Wat ons brengt op het pleidooi voor transparantie dat op Villamedia werd gepubliceerd. Ik ben dus tegen die opgelegde transparantie omdat dat de dood in de pot betekent voor de parlementaire/politieke verslaggeving. Wanneer de journalist in kwestie elke keer verantwoording moet afleggen over hoe zijn verhaal tot stand is gekomen is, komen er geen verhalen meer. Je houdt je bronnen buiten de publiciteit. Datzelfde geldt voor de totstandkoming van een interview. Interviews dienen geautoriseerd te worden anders krijg je ze niet. Wat dat autoriseren dan precies inhoudt is ook geen debat. Want het adagium mag bekend worden veronderstelt: feitelijke fouten kunnen we aanpassen, de rest niet. Van televisie heb ik geen verstand maar interviews aldaar komen op dezelfde wijze tot stand. En dat werkt.
Maar: wanneer je vervolgens verplicht/geadviseerd wordt door (NVJ)-types dat je inzicht moet geven in de specifieke totstandkoming van je interview dan krijg je geen interviews meer. Daarom vind ik het zo opvallend dat Clairy Polak haar handtekening onder deze oproep heeft gezet. Waarom verkondigde zij deze ‘activistische’ boodschap niet toen ze nog Buitenhof presenteerde? U weet het antwoord: omdat politici dan niet naar het programma waren gekomen. Ook bij Buitenhof wordt wekelijks onderhandeld tussen journalisten, politici en voorlichters over de inhoud van een interview. En dat maakt mevrouw Polak – desondanks één van de beste (politiek) interviewers die het land rijk is – tot een hypocriet.
“Als het interview niet naar onze zin is, ontkennen we dat dit gesprek ooit heeft plaatsgevonden.”

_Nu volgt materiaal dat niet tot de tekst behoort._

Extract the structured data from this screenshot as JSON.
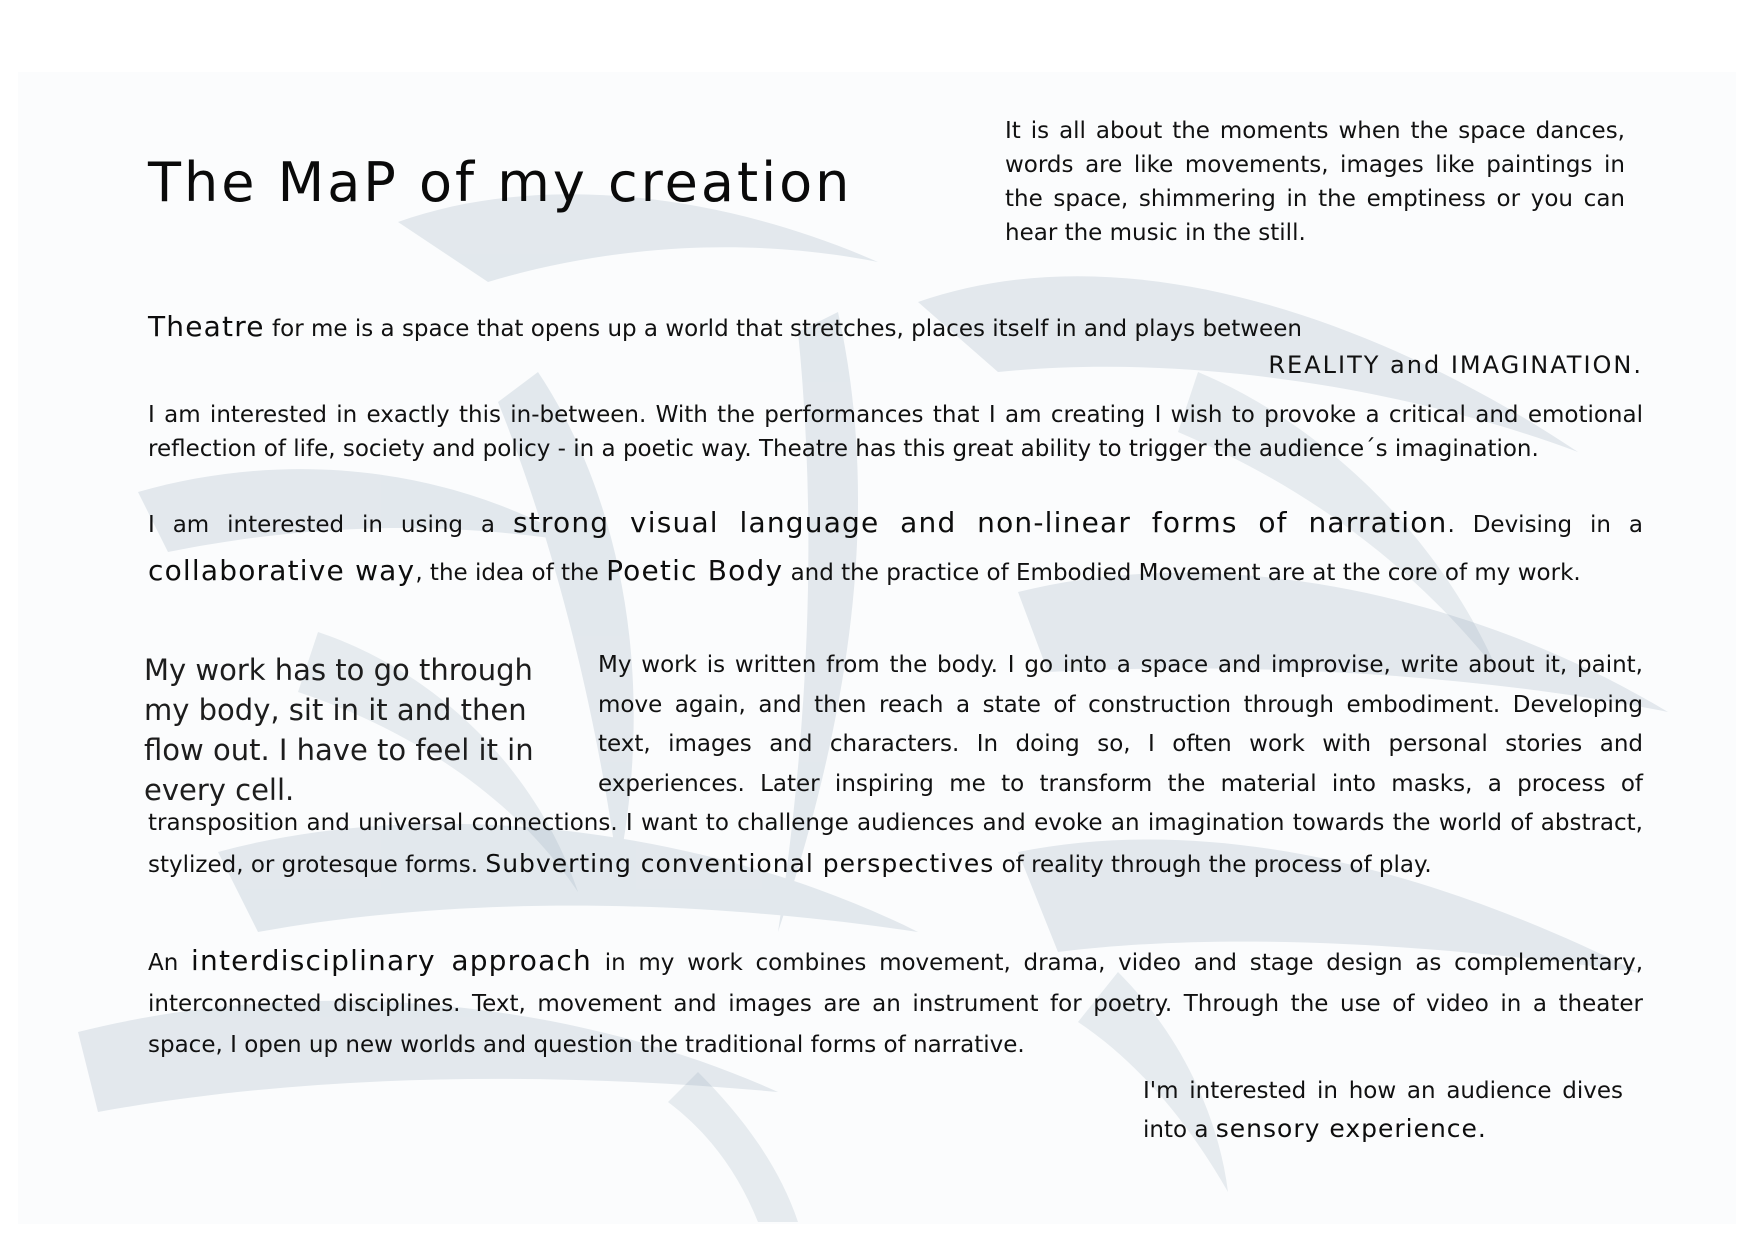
{
  "title": "The MaP of my creation",
  "intro": "It is all about the moments when the space dances, words are like movements, images like paintings in the space, shimmering in the emptiness or you can hear the music in the still.",
  "theatre": {
    "keyword": "Theatre",
    "text": " for me is a space that opens up a world that stretches, places itself in and plays between",
    "emphasis": "REALITY and IMAGINATION."
  },
  "inbetween": "I am interested in exactly this in-between. With the performances that I am creating I wish to provoke a critical and emotional reflection of life, society and policy  - in a poetic way.  Theatre has this great ability to trigger the audience´s imagination.",
  "visual": {
    "t1": "I am interested in using a ",
    "e1": "strong visual language and non-linear forms of narration",
    "t2": ". Devising in a ",
    "e2": "collaborative way",
    "t3": ", the idea of the ",
    "e3": "Poetic Body",
    "t4": " and the practice of Embodied Movement are at the core of my work."
  },
  "quote": "My work has to go through my body, sit in it and then flow out. I have to feel it in every cell.",
  "body": {
    "text": "My work is written from the body. I go into a space and improvise, write about it, paint, move again, and then reach a state of construction through embodiment. Developing text, images and characters.  In doing so, I often work with personal stories and experiences. Later inspiring me to transform the material into masks, a process of transposition and universal connections. I want to challenge audiences and evoke an imagination towards the world of abstract, stylized, or grotesque forms.",
    "emphasis": "Subverting conventional perspectives",
    "tail": " of reality through the process of play."
  },
  "interdisciplinary": {
    "t1": "An ",
    "e1": "interdisciplinary approach",
    "t2": " in my work combines movement, drama, video and stage design as complementary, interconnected disciplines.  Text, movement and images are an instrument for poetry. Through the use of video in a theater space, I open up new worlds and question the traditional forms of narrative."
  },
  "sensory": {
    "text": "I'm interested in how an audience dives into a ",
    "emphasis": "sensory experience."
  },
  "colors": {
    "background_wash": "#8fa6b8",
    "text": "#111111"
  }
}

Dan -in het kader van de transparantie- de beloofde anekdote uit het torentje. RVD-baas Henk Brons was wat zenuwachtig over die eerste afspraak met de toenmalige Metro-verslaggever en premier Jan Peter Balkenende. Bij aanvang zei hij tegen mij: “Als het interview niet naar onze zin is, ontkennen we dat dit gesprek ooit heeft plaatsgevonden.” Voorwaar, een heuse bedreiging. Toch werd het interview gepubliceerd, bovendien naar tevredenheid van beide partijen. Dat had te maken met vertrouwen. Er is toen een vertrouwensband ontstaan tussen het torentje van Balkenende en Haagse nieuwkomer dagblad Metro. Meerdere interviews volgden de jaren daarna.
Het sleutelwoord is dus vertrouwen. Een vertrouwen dat twee kanten op werkt. Het lijkt erop dat de ondertekenaars van de oproep van Polak cum suis geen fiducie hebben in hoe de onafhankelijke (parlementaire) pers met dat wederzijdse vertrouwen omgaat. Dat is zorgelijk. Het lijkt op de hetze die ‘journalist’ Joris Luyendijk ontketende toen hij – voor het merendeel tijdens een reces -een boekje schreef over Nieuwspoort en de Tweede Kamer. U had nooit kennis genomen van de brief van Ab Klink – die leidde tot een crisis in het CDA – wanneer de NOS haar bron had moeten onthullen. Enfin, de petitie van Polak cum suis is bovenal een belediging voor het Haagse journaille dat dagelijks haar opperstebest doet gedegen verslag te doen vanuit de wandelgangen.
Ondertekenaars doen er beter aan een dergelijke code te bepleiten voor de voetbaljournalistiek waar door de wederzijdse belangen keer op keer journalistieke grenzen worden overschreden. Maar daar hoor je de NVJ niet over. Waarom zou dat zijn?